Emilio A. Parrado is the Dorothy Swaine Thomas Professor of Sociology. His area of specialization is social demography, with particular emphasis on international migration and family and fertility behavior. His research explores multiple dimensions of Latin American immigration and adaptation to the United States as well as demographic behavior in Latin America. Most of his published work falls into five interrelated domains: 1) Hispanic migration to new areas of destination, 2) Hispanic fertility, 3) the new geography of Hispanic settlement, 4) determinants and consequences of international migration for sending and receiving regions; and 5) social and demographic change in Latin America. Underlying these foci is a common interest in issues of inequality, development, and stratification.

Wendy D. Roth is Associate Professor of Sociology. Her research focuses on how social processes challenge racial and ethnic boundaries and transform classification systems. Her book, Race Migrations: Latinos and the Cultural Transformation of Race, examines how immigration changes cultural concepts of race, not only for the migrants themselves, but also for their host society, and for the societies they left behind. Her current work focuses on how genetic ancestry testing influences racial and ethnic identities, conceptions of race, racial attitudes, and racial interactions.

Rogers M. Smith is the Christopher H. Browne Distinguished Professor of Political Science.  He is the author or co-author of many articles and seven books, including Political Peoplehood, Still a House Divided: Race and Politics in Obama’s America with Desmond S. King, Stories of Peoplehood: The Politics and Morals of Political Membership, and Civic Ideals: Conflicting Visions of Citizenship in U.S. HistoryCivic Ideals received six best book prizes from four professional associations and was a finalist for the 1998 Pulitzer Prize in History.  Smith was elected a Fellow of the American Academy of Arts and Sciences, the American Academy of Political and Social Science, and the American Philosophical Society.  He is currently President of the American Political Science Association.

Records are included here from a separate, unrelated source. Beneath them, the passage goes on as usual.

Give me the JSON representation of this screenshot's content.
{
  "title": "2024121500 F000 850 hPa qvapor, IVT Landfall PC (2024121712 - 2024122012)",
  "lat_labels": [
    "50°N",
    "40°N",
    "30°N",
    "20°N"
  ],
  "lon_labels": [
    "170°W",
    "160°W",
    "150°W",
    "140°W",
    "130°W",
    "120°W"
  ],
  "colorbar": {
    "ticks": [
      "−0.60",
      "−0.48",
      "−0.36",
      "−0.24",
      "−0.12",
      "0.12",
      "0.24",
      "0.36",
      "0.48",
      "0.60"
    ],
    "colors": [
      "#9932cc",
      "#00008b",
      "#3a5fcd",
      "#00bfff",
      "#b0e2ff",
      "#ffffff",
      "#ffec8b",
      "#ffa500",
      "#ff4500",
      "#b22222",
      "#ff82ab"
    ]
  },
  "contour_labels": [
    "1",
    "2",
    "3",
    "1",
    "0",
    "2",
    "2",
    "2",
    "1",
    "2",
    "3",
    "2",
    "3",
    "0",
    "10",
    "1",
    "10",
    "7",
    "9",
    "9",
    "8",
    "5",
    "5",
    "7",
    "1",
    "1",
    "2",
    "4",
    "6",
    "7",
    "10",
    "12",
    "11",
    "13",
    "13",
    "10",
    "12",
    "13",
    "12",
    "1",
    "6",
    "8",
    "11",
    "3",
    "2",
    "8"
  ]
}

Domenic Vitiello is Associate Professor of City Planning and Urban Studies. He teaches The Immigrant City for undergraduates and Migration and Development for graduate students.  His recent research has focused on the destruction and preservation of Chinatowns in the United States and Canada; migrant-led transnational development in the U.S., Mexico, and West Africa; and migrant communities’ engagement in urban agriculture around the world.  His most recent book is an edited volume with Tom Sugrue, Immigration and Metropolitan Revitalization in the United States.  Domenic is currently writing a book titled The Sanctuary City that examines Central American, Southeast Asian, African, Arab, and Mexican immigration to Philadelphia since the 1970s.